Novel drugs in the management of difficult-to-treat hepatitis C genotypes
Emily J Cartwright, Lesley Miller
Department of Medicine, Emory University School of Medicine, Atlanta, GA, USA
Background: Hepatitis C virus (HCV) infection is the most common chronic bloodborne infection in the United States, with approximately 3.2 million Americans being chronically infected. Rates of HCV-related end-stage liver disease and its associated morbidity and mortality have yet to peak, so there is a pressing need for more effective and tolerable HCV treatment. HCV genotypes 1, 4, 5, and 6 are considered difficult to treat, and the need for improved therapies is especially great for persons infected with these genotypes.

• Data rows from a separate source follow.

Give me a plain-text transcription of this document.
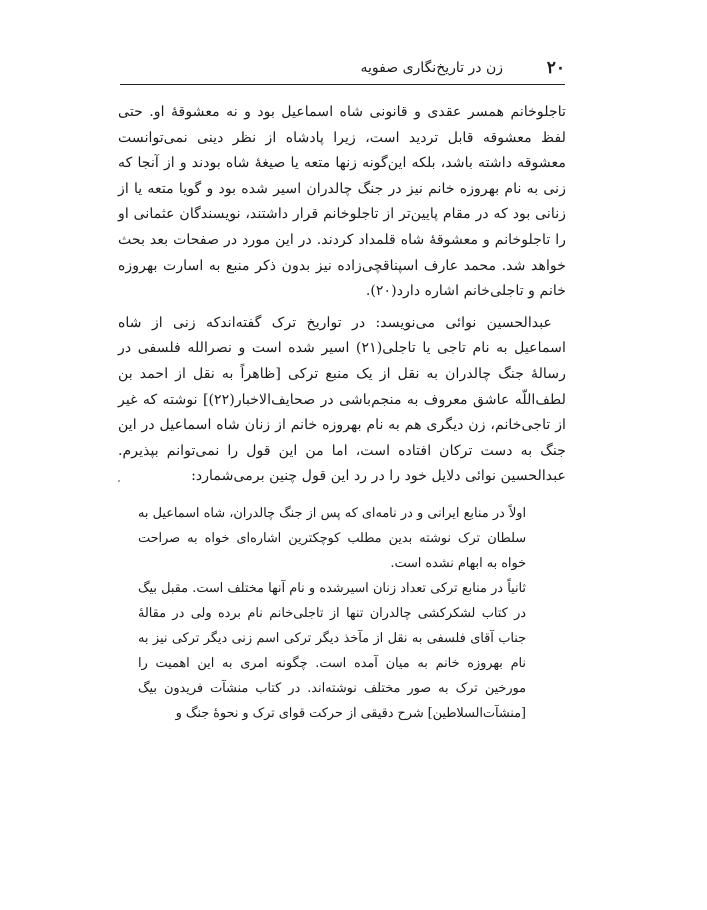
۲۰
زن در تاریخ‌نگاری صفویه

تاجلوخانم همسر عقدی و قانونی شاه اسماعیل بود و نه معشوقهٔ او. حتی لفظ معشوقه قابل تردید است، زیرا پادشاه از نظر دینی نمی‌توانست معشوقه داشته باشد، بلکه این‌گونه زنها متعه یا صیغهٔ شاه بودند و از آنجا که زنی به نام بهروزه خانم نیز در جنگ چالدران اسیر شده بود و گویا متعه یا از زنانی بود که در مقام پایین‌تر از تاجلوخانم قرار داشتند، نویسندگان عثمانی او را تاجلوخانم و معشوقهٔ شاه قلمداد کردند. در این مورد در صفحات بعد بحث خواهد شد. محمد عارف اسپناقچی‌زاده نیز بدون ذکر منبع به اسارت بهروزه خانم و تاجلی‌خانم اشاره دارد(۲۰).

عبدالحسین نوائی می‌نویسد: در تواریخ ترک گفته‌اندکه زنی از شاه اسماعیل به نام تاجی یا تاجلی(۲۱) اسیر شده است و نصرالله فلسفی در رسالهٔ جنگ چالدران به نقل از یک منبع ترکی [ظاهراً به نقل از احمد بن لطف‌اللّه عاشق معروف به منجم‌باشی در صحایف‌الاخبار(۲۲)] نوشته که غیر از تاجی‌خانم، زن دیگری هم به نام بهروزه خانم از زنان شاه اسماعیل در این جنگ به دست ترکان افتاده است، اما من این قول را نمی‌توانم بپذیرم. عبدالحسین نوائی دلایل خود را در رد این قول چنین برمی‌شمارد:

اولاً در منابع ایرانی و در نامه‌ای که پس از جنگ چالدران، شاه اسماعیل به سلطان ترک نوشته بدین مطلب کوچکترین اشاره‌ای خواه به صراحت خواه به ابهام نشده است.

ثانیاً در منابع ترکی تعداد زنان اسیرشده و نام آنها مختلف است. مقبل بیگ در کتاب لشکرکشی چالدران تنها از تاجلی‌خانم نام برده ولی در مقالهٔ جناب آقای فلسفی به نقل از مآخذ دیگر ترکی اسم زنی دیگر ترکی نیز به نام بهروزه خانم به میان آمده است. چگونه امری به این اهمیت را مورخین ترک به صور مختلف نوشته‌اند. در کتاب منشآت فریدون بیگ [منشآت‌السلاطین] شرح دقیقی از حرکت قوای ترک و نحوهٔ جنگ و
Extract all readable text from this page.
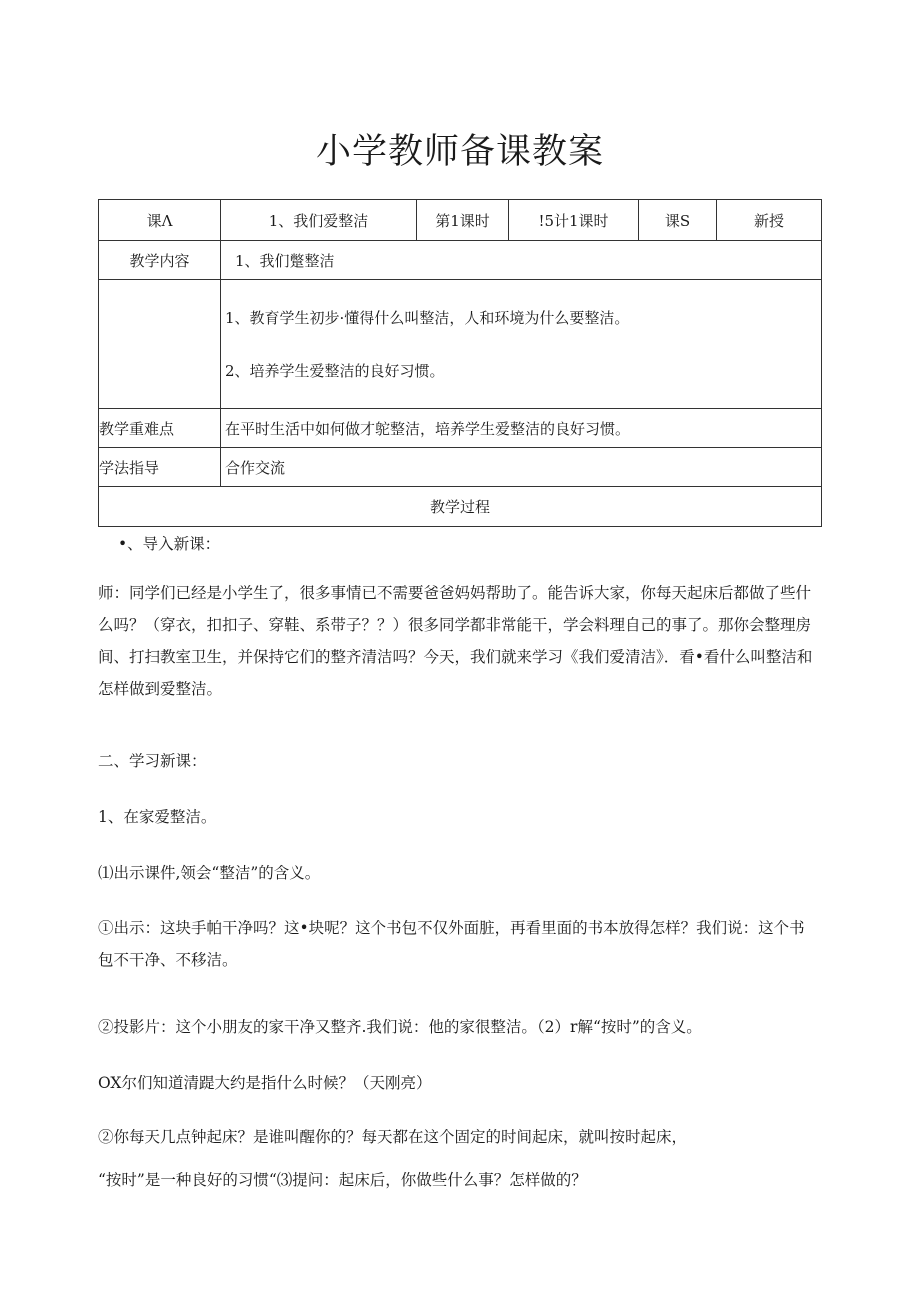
小学教师备课教案
课Λ	1、我们爱整洁	第1课时	!5计1课时	课S	新授
教学内容	1、我们蹩整洁				

	1、教育学生初步·懂得什么叫整洁，人和环境为什么要整洁。
2、培养学生爱整洁的良好习惯。				

教学重难点	在平时生活中如何做才鸵整洁，培养学生爱整洁的良好习惯。				
学法指导	合作交流				
教学过程					

•、导入新课：

师：同学们已经是小学生了，很多事情已不需要爸爸妈妈帮助了。能告诉大家，你每天起床后都做了些什么吗？（穿衣，扣扣子、穿鞋、系带子？？）很多同学都非常能干，学会料理自己的事了。那你会整理房间、打扫教室卫生，并保持它们的整齐清洁吗？今天，我们就来学习《我们爱清洁》．看•看什么叫整洁和怎样做到爱整洁。

二、学习新课：

1、在家爱整洁。

⑴出示课件,领会“整洁”的含义。

①出示：这块手帕干净吗？这•块呢？这个书包不仅外面脏，再看里面的书本放得怎样？我们说：这个书包不干净、不移洁。

②投影片：这个小朋友的家干净又整齐.我们说：他的家很整洁。（2）r解“按时”的含义。

OX尔们知道清踶大约是指什么时候？（天刚亮）

②你每天几点钟起床？是谁叫醒你的？每天都在这个固定的时间起床，就叫按时起床，

“按时”是一种良好的习惯“⑶提问：起床后，你做些什么事？怎样做的？
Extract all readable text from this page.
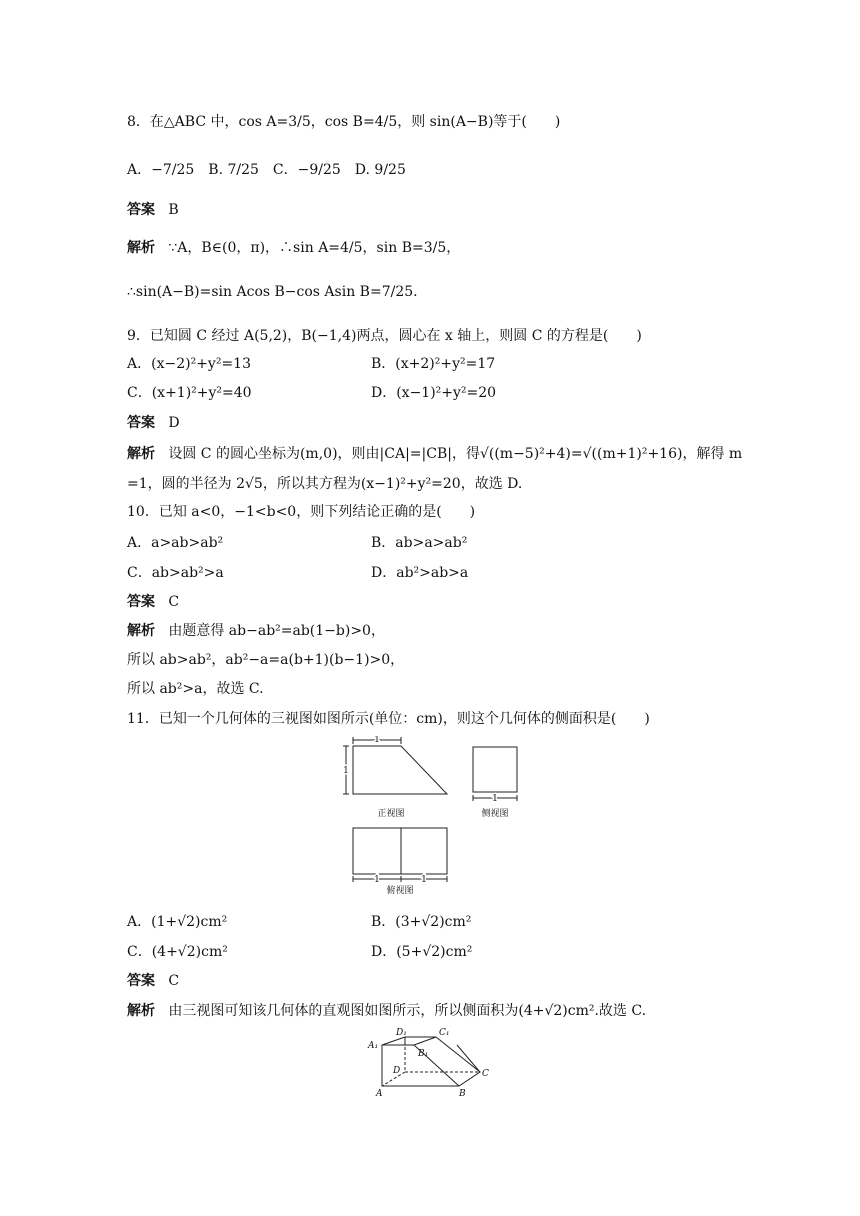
8．在△ABC 中，cos A=3/5，cos B=4/5，则 sin(A−B)等于(　　)
A．−7/25　B. 7/25　C．−9/25　D. 9/25
答案 B
解析 ∵A，B∈(0，π)，∴sin A=4/5，sin B=3/5，
∴sin(A−B)=sin Acos B−cos Asin B=7/25.
9．已知圆 C 经过 A(5,2)，B(−1,4)两点，圆心在 x 轴上，则圆 C 的方程是(　　)
A．(x−2)²+y²=13	B．(x+2)²+y²=17
C．(x+1)²+y²=40	D．(x−1)²+y²=20
答案 D
解析 设圆 C 的圆心坐标为(m,0)，则由|CA|=|CB|，得√((m−5)²+4)=√((m+1)²+16)，解得 m
=1，圆的半径为 2√5，所以其方程为(x−1)²+y²=20，故选 D.
10．已知 a<0，−1<b<0，则下列结论正确的是(　　)
A．a>ab>ab²	B．ab>a>ab²
C．ab>ab²>a	D．ab²>ab>a
答案 C
解析 由题意得 ab−ab²=ab(1−b)>0，
所以 ab>ab²，ab²−a=a(b+1)(b−1)>0，
所以 ab²>a，故选 C.
11．已知一个几何体的三视图如图所示(单位：cm)，则这个几何体的侧面积是(　　)
1
1
1
1	1
正视图	侧视图
俯视图
A．(1+√2)cm²	B．(3+√2)cm²
C．(4+√2)cm²	D．(5+√2)cm²
答案 C
解析 由三视图可知该几何体的直观图如图所示，所以侧面积为(4+√2)cm².故选 C.
D₁	C₁
A₁
B₁
D	C
A	B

Current strategies for HCV treatment: Current therapy for genotype 1 HCV infection includes triple therapy with pegylated interferon, ribavirin, and a NS3/4A protease inhibitor. Sustained virologic response (SVR) rates with triple therapy range from 42% to 75%, a vast improvement over pegylated interferon and ribavirin therapy alone. However, response rates remain suboptimal, and triple therapy is associated with significant adverse effects and is only indicated for genotype 1 HCV infection.
Novel drugs for HCV treatment: HCV drug development is proceeding at a rapid pace to meet this need. Novel direct acting antiviral agents in several classes, including new NS3/4A serine protease inhibitors, NS5A replication complex inhibitors, NS5B polymerase inhibitors, interferon lambda, and microRNAs, are in varying stages of development. These new therapeutic agents promise SVR rates of up to 100% with durations as short as 12 weeks and, often, fewer adverse effects.
Conclusion: New drug development in HCV is proceeding at an unprecedented pace. Novel agents promise higher SVR rates, shorter duration of therapy, and fewer adverse effects than have been possible with HCV therapy to date.